A photo posted by college officials on Twitter Wednesday morning showed about 15 people in or around Red Square, with the message “Staff and faculty out welcoming students to campus this morning with coffee and conversation.”

College president George Bridges said faculty, staff and students are trying to get back to the business of teaching and learning.

But how many are taking that work off campus?

“I don’t know how widespread it is,” Bridges told members of The Olympian editorial board by telephone. “I think there’s a nervousness on campus due to a couple of threats we’ve had.”

Over the weekend, Evergreen’s nearly 1,000-acre campus was targeted with vandalism, graffiti and property damage.

Thurston County Sheriff John Snaza said his department sent about five deputies to the campus on Sunday night to assist campus police. The Washington State Patrol is now on the campus full-time and assisting campus police, college officials say.

Snaza said county deputies made contact with a group of students who were carrying bats and sticks on campus over the weekend. Deputies couldn’t tie the group to broken windows on campus, and no arrests were made, Snaza said. He estimates that about $10,000 in damage was done on the campus.

Williamson said there were only a couple of students who “chose to act out.”

“They’re feeling so scared and they don’t know how else to act,” she said.

Once faculty members intervened, the students stopped carrying bats and sticks around campus, Williamson said.

Snaza said he disagrees with the way Bridges has handled the racial tension and unrest on campus.
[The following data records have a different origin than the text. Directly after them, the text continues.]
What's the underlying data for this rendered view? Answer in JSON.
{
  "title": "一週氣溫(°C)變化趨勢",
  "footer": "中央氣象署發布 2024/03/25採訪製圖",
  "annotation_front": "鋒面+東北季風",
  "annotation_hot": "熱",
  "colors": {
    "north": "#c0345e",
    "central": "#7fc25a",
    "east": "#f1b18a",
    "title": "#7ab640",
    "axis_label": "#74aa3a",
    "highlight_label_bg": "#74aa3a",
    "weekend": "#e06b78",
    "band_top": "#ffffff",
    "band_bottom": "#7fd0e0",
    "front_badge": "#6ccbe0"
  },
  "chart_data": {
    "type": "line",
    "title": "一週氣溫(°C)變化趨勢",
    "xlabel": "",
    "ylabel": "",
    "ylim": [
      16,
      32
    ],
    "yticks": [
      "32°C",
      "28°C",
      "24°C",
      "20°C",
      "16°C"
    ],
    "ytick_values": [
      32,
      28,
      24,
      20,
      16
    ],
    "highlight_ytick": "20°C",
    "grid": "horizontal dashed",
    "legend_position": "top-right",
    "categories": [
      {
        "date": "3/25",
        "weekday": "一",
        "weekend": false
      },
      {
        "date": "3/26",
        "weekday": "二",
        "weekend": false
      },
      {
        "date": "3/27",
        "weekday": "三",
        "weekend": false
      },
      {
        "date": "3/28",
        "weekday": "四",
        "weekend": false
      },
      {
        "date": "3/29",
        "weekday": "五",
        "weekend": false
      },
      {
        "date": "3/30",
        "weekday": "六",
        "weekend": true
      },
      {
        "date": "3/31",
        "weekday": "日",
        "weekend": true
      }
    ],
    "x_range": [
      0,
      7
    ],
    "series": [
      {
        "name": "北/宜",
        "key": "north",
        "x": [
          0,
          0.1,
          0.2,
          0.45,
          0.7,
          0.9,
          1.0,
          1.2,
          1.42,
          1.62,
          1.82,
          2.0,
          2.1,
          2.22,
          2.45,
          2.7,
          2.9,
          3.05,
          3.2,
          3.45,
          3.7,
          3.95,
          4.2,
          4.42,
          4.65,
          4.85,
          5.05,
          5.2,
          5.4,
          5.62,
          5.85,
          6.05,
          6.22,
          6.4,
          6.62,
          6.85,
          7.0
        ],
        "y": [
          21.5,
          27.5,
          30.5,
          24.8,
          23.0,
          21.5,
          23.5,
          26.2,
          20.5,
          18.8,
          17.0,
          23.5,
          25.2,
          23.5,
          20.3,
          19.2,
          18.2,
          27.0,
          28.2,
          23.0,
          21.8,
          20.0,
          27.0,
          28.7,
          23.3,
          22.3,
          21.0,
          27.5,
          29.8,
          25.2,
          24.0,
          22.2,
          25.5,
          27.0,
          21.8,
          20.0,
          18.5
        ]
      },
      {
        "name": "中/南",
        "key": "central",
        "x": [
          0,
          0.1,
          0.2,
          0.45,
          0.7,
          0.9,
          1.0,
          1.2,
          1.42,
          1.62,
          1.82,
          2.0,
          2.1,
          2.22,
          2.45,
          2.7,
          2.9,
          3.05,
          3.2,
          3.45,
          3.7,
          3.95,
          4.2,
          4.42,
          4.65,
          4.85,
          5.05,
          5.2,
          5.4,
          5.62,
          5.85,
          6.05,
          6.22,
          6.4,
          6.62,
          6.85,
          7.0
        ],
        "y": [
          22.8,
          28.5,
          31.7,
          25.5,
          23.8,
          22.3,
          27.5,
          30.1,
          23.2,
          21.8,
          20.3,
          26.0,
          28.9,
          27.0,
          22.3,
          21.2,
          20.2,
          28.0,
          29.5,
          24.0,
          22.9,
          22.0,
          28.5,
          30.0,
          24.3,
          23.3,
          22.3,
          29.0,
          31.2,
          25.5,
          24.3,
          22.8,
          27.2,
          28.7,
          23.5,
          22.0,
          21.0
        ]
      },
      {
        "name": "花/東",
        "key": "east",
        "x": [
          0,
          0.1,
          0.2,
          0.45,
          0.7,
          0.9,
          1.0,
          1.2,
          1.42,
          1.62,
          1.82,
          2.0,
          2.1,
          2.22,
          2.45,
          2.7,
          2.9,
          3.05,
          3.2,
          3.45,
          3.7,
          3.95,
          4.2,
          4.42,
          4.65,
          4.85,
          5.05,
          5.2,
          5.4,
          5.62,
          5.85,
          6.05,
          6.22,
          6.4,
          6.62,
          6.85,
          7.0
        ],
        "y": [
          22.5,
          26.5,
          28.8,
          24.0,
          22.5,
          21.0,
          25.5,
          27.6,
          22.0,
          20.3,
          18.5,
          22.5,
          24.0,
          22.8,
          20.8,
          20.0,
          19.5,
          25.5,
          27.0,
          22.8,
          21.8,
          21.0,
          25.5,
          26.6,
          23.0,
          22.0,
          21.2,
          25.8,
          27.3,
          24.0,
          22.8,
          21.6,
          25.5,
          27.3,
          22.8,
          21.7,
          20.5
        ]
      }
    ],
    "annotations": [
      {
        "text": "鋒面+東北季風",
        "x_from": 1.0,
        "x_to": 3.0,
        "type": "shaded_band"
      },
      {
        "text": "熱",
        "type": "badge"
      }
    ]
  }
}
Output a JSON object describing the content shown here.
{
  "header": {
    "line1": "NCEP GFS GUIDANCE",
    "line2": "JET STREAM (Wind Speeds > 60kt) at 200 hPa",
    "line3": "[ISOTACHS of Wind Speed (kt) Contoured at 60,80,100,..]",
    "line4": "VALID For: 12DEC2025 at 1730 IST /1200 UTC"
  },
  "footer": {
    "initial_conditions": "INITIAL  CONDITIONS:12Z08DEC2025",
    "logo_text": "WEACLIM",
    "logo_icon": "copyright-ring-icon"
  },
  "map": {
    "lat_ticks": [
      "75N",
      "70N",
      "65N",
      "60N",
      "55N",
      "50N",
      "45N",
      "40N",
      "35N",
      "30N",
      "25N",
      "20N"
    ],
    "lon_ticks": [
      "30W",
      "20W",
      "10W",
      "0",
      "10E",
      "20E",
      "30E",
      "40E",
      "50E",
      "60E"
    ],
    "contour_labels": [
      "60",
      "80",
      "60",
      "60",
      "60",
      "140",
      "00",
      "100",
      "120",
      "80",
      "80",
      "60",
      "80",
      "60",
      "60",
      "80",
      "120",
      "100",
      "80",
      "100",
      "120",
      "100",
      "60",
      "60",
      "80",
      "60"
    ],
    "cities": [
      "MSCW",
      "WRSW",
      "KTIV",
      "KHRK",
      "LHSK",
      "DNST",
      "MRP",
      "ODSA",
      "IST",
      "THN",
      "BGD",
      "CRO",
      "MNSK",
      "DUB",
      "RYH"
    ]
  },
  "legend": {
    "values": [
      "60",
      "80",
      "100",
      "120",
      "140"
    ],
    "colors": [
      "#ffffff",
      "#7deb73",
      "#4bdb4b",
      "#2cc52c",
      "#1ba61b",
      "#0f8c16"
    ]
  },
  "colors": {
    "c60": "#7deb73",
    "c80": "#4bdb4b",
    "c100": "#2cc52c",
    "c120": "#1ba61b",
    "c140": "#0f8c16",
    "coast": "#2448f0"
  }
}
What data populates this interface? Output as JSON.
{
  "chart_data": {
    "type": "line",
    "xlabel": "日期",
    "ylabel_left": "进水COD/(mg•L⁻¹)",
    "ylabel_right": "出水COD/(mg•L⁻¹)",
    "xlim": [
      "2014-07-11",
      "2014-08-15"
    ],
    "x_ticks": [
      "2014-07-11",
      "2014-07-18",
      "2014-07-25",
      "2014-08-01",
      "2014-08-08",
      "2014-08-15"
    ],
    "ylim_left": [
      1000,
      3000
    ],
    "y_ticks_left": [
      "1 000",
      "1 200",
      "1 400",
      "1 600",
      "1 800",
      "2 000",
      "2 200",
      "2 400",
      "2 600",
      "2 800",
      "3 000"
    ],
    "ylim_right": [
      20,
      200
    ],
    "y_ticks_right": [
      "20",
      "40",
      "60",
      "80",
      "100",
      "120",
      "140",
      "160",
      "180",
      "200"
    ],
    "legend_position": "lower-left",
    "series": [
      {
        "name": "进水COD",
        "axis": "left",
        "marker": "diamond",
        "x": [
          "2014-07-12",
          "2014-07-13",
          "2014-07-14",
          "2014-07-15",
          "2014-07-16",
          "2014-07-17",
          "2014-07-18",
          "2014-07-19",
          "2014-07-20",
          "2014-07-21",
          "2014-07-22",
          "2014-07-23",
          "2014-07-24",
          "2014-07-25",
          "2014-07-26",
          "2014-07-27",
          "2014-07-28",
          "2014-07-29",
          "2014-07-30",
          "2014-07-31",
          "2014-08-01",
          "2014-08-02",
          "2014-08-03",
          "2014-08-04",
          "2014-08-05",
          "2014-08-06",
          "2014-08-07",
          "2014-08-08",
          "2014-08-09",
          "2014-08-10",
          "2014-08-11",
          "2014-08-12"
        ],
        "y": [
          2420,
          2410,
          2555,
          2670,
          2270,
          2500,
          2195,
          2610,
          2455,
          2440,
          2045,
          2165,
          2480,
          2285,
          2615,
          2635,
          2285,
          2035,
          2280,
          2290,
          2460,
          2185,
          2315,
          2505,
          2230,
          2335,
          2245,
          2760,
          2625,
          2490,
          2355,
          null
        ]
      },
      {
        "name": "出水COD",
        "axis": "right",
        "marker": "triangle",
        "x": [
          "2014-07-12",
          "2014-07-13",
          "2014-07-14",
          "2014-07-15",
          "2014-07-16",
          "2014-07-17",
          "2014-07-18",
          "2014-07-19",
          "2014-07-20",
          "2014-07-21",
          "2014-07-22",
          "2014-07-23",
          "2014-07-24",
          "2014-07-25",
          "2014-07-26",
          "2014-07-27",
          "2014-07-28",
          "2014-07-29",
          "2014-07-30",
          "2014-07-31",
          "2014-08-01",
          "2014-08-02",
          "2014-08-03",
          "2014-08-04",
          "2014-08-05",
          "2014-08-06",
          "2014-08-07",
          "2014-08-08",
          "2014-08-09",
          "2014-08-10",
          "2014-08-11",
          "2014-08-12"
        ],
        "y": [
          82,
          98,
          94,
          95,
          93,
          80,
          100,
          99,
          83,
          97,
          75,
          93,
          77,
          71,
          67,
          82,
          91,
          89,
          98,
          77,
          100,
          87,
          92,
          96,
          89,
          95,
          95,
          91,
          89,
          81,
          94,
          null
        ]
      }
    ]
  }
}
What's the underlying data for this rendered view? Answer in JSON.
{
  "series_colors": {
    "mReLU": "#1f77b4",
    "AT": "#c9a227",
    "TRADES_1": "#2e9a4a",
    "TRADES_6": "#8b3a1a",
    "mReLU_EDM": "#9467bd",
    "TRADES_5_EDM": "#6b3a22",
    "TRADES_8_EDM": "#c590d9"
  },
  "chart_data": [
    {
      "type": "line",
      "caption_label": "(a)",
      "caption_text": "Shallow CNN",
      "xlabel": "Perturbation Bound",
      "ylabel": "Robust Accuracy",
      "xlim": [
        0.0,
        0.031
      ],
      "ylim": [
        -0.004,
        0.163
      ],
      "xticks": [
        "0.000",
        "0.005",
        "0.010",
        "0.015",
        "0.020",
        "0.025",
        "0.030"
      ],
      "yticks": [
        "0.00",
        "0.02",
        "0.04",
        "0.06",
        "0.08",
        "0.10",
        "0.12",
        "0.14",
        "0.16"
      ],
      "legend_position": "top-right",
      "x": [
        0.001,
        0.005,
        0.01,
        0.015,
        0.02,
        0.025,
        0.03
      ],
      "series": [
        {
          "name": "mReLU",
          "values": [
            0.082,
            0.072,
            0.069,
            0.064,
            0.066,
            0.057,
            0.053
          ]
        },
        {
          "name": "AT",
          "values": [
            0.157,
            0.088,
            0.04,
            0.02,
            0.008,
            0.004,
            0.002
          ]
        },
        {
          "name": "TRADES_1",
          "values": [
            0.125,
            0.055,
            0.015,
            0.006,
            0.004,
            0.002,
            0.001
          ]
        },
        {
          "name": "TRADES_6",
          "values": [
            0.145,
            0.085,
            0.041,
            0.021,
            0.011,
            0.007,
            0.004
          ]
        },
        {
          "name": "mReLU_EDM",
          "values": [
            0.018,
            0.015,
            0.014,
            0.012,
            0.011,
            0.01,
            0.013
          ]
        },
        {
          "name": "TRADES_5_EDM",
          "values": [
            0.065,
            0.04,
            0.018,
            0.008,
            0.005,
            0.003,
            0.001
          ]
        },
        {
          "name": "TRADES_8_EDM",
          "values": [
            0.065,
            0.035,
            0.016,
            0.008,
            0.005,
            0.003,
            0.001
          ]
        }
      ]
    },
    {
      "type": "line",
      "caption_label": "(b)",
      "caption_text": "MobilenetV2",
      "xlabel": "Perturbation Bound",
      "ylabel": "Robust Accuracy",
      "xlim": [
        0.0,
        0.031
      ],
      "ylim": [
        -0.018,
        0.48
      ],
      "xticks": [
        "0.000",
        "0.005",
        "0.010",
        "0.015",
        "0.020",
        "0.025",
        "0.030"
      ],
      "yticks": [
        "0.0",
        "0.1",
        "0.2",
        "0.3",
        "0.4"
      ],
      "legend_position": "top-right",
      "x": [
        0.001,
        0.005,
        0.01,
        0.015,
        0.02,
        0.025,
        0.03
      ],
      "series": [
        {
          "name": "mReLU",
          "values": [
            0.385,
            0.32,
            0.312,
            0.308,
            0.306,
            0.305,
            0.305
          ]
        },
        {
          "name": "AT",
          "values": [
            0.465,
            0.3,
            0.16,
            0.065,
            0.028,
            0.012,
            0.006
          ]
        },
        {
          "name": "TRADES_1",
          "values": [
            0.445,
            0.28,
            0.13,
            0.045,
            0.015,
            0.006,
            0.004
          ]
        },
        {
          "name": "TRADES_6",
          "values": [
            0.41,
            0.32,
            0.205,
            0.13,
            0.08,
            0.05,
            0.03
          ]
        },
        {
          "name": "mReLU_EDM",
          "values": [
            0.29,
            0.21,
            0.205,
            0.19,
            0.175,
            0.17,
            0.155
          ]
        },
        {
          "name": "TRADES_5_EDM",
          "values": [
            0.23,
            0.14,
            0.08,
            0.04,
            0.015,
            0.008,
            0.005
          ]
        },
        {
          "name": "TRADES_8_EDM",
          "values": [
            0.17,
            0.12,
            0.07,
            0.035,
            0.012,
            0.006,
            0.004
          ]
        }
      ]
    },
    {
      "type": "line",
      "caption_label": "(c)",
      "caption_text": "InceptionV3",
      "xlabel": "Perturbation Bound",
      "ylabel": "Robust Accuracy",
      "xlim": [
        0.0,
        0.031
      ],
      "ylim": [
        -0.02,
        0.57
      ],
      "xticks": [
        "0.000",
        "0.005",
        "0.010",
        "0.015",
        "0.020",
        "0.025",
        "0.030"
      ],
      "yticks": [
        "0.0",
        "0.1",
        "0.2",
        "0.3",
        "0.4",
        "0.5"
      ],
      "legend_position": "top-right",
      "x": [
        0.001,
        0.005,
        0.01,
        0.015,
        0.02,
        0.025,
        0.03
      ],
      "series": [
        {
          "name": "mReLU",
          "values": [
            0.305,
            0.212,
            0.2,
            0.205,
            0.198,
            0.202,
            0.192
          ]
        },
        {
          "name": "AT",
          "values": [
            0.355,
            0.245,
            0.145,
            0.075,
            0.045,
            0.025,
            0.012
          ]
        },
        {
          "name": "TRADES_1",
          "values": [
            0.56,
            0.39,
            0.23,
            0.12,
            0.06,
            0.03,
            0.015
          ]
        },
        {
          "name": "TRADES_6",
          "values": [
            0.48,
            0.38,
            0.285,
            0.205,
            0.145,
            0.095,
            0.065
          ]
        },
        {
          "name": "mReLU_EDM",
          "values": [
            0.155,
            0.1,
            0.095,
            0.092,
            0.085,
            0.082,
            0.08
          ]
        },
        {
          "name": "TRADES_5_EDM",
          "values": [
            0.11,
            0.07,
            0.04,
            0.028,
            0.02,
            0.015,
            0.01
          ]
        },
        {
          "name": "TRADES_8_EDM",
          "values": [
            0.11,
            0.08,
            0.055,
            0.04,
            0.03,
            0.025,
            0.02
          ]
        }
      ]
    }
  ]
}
He said students have been allowed to curse, act disrespectful, make demands and hold faculty members against their will. He compared the students’ actions to a hostage negotiation.

“They weren’t free to go,” Snaza said about faculty members who were yelled at by student protesters in some videos that have been posted on the Internet. “It irritated me because why is that OK? … I get where people want to be heard. We don’t always get what we want — especially when we treat people like crap.”

Snaza said he believes Evergreen Police Services could have handled the situation better if Bridges would have given them the power to do so.

“If you don’t have the support and trust of the administration or the president or the vice president, then it makes your job very difficult,” Snaza said. “And now you’re working in a reactive mode versus a proactive mode.”

Bridges said he’s looking into the protesters’ complaints about some past actions by members of the college’s Police Services.

“It’s a very understaffed group,” he said. “…And we have a brand new chief of police who hasn’t worked on a college campus before.”

Some faculty members have asked Bridges to investigate the actions of faculty member Bret Weinstein, saying he helped escalate racial tension on campus by taking his view to FOX News, The Joe Rogan Experience and elsewhere.

“We are very concerned that Bret’s media blitz and his naming of individuals has directly put people in danger,” Williamson said.

Bridges said no disciplinary action is planned against Weinstein, who has held his classes off-campus, too, citing safety concerns.

“I can’t go into too much detail on that for privacy reasons,” Bridges said.

But he added that he’s “trying to strike a balance” between what faculty members can say and their First Amendment rights.

Bridges said he’s also looking into the actions of some of the student protesters.

On May 26, Bridges said he wasn’t planning sanctions against the student protesters. At that time, college officials described the students’ actions as peaceful.

However, Bridges said that statement included the clause: unless more complaints came in about the students.

“Certainly, we’ve had complaints,” Bridges said.